Le certificat d’héritier du 15 septembre 2010, établi par Maître [V] [K], notaire à [Localité 16], fait état des dispositions testamentaires suivantes :
Un testament public dressé le 2 mars 1999, révoquant toutes dispositions antérieures et instituant pour seule héritière et légataire, la [23] ([23]), Un codicille public du 12 mars 1999 par lequel elle désignait également la [23] ([23]), légataire de l’universalité de ses biens mobiliers et immobiliers, soit notamment un bien situé [Adresse 2] et un second situé [Adresse 12] à [Localité 20].
[T] [C], neveu de [O] [C] veuve [R] a contesté la validité du testament du 2 mars 1999 et du codicille du 12 mars 1999 mais à la suite de son décès survenu le [Date décès 7] 2008 et à défaut de reprise de l’instance par ses héritiers, le tribunal de première instance de la République et canton de Genève a constaté la péremption de l’instance par jugement du 10 mars 2010.

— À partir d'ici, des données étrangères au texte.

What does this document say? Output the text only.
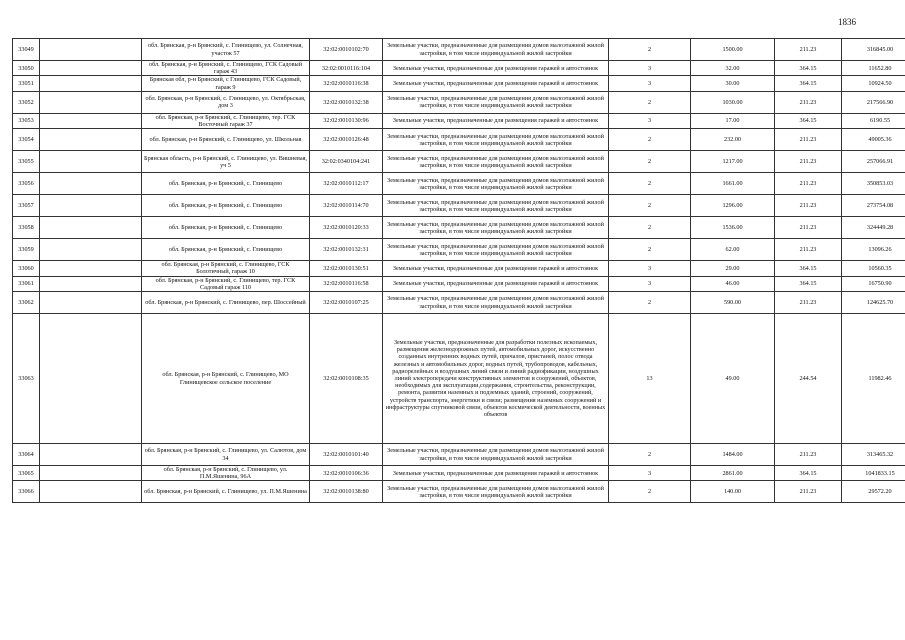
1836
33049		обл. Брянская, р-н Брянский, с. Глинищево, ул. Солнечная, участок 57	32:02:0010102:70	Земельные участки, предназначенные для размещения домов малоэтажной жилой застройки, в том числе индивидуальной жилой застройки	2	1500.00	211.23	316845.00
33050		обл. Брянская, р-н Брянский, с. Глинищево, ГСК Садовый гараж 43	32:02:0010116:104	Земельные участки, предназначенные для размещения гаражей и автостоянок	3	32.00	364.15	11652.80
33051		Брянская обл, р-н Брянский, с Глинищево, ГСК Садовый, гараж 9	32:02:0010116:38	Земельные участки, предназначенные для размещения гаражей и автостоянок	3	30.00	364.15	10924.50
33052		обл. Брянская, р-н Брянский, с. Глинищево, ул. Октябрьская, дом 3	32:02:0010132:38	Земельные участки, предназначенные для размещения домов малоэтажной жилой застройки, в том числе индивидуальной жилой застройки	2	1030.00	211.23	217566.90
33053		обл. Брянская, р-н Брянский, с. Глинищево, тер. ГСК Восточный гараж 37	32:02:0010130:96	Земельные участки, предназначенные для размещения гаражей и автостоянок	3	17.00	364.15	6190.55
33054		обл. Брянская, р-н Брянский, с. Глинищево, ул. Школьная	32:02:0010126:48	Земельные участки, предназначенные для размещения домов малоэтажной жилой застройки, в том числе индивидуальной жилой застройки	2	232.00	211.23	49005.36
33055		Брянская область, р-н Брянский, с. Глинищево, ул. Вишневая, уч 5	32:02:0340104:241	Земельные участки, предназначенные для размещения домов малоэтажной жилой застройки, в том числе индивидуальной жилой застройки	2	1217.00	211.23	257066.91
33056		обл. Брянская, р-н Брянский, с. Глинищево	32:02:0010112:17	Земельные участки, предназначенные для размещения домов малоэтажной жилой застройки, в том числе индивидуальной жилой застройки	2	1661.00	211.23	350853.03
33057		обл. Брянская, р-н Брянский, с. Глинищево	32:02:0010114:70	Земельные участки, предназначенные для размещения домов малоэтажной жилой застройки, в том числе индивидуальной жилой застройки	2	1296.00	211.23	273754.08
33058		обл. Брянская, р-н Брянский, с. Глинищево	32:02:0010120:33	Земельные участки, предназначенные для размещения домов малоэтажной жилой застройки, в том числе индивидуальной жилой застройки	2	1536.00	211.23	324449.28
33059		обл. Брянская, р-н Брянский, с. Глинищево	32:02:0010132:31	Земельные участки, предназначенные для размещения домов малоэтажной жилой застройки, в том числе индивидуальной жилой застройки	2	62.00	211.23	13096.26
33060		обл. Брянская, р-н Брянский, с. Глинищево, ГСК Болотичный, гараж 10	32:02:0010130:51	Земельные участки, предназначенные для размещения гаражей и автостоянок	3	29.00	364.15	10560.35
33061		обл. Брянская, р-н Брянский, с. Глинищево, тер. ГСК Садовый гараж 110	32:02:0010116:58	Земельные участки, предназначенные для размещения гаражей и автостоянок	3	46.00	364.15	16750.90
33062		обл. Брянская, р-н Брянский, с. Глинищево, пер. Шоссейный	32:02:0010107:25	Земельные участки, предназначенные для размещения домов малоэтажной жилой застройки, в том числе индивидуальной жилой застройки	2	590.00	211.23	124625.70
33063		обл. Брянская, р-н Брянский, с. Глинищево, МО Глинищевское сельское поселение	32:02:0010108:35	Земельные участки, предназначенные для разработки полезных ископаемых, размещения железнодорожных путей, автомобильных дорог, искусственно созданных внутренних водных путей, причалов, пристаней, полос отвода железных и автомобильных дорог, водных путей, трубопроводов, кабельных, радиорелейных и воздушных линий связи и линий радиофикации, воздушных линий электропередачи конструктивных элементов и сооружений, объектов, необходимых для эксплуатации,содержания, строительства, реконструкции, ремонта, развития наземных и подземных зданий, строений, сооружений, устройств транспорта, энергетики и связи; размещения наземных сооружений и инфраструктуры спутниковой связи, объектов космической деятельности, военных объектов	13	49.00	244.54	11982.46
33064		обл. Брянская, р-н Брянский, с. Глинищево, ул. Салютов, дом 34	32:02:0010101:40	Земельные участки, предназначенные для размещения домов малоэтажной жилой застройки, в том числе индивидуальной жилой застройки	2	1484.00	211.23	313465.32
33065		обл. Брянская, р-н Брянский, с. Глинищево, ул. П.М.Яшенина, 96А	32:02:0010106:36	Земельные участки, предназначенные для размещения гаражей и автостоянок	3	2861.00	364.15	1041833.15
33066		обл. Брянская, р-н Брянский, с. Глинищево, ул. П.М.Яшенина	32:02:0010138:80	Земельные участки, предназначенные для размещения домов малоэтажной жилой застройки, в том числе индивидуальной жилой застройки	2	140.00	211.23	29572.20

Par décision du 27 septembre 2010, le juge de Paix de la République et canton de Genève a approuvé le certificat d’héritier du 15 septembre 2010 en faveur de [23] en qualité de seule héritière de [O] [C] veuve [R].
Le 6 mars 2013, Maître [U] [S], notaire à [Localité 19], a établi une attestation immobilière certifiant la propriété de [23] sur :
Les lots 107, 113, 118, 122, 128, 141, 146, 164, 167 et 174 de l’immeuble situé [Adresse 2] à [Localité 20], Les lots 8, 53, 96, 97 de l’immeuble situé [Adresse 12] [Adresse 1] et [Adresse 11] à [Localité 20].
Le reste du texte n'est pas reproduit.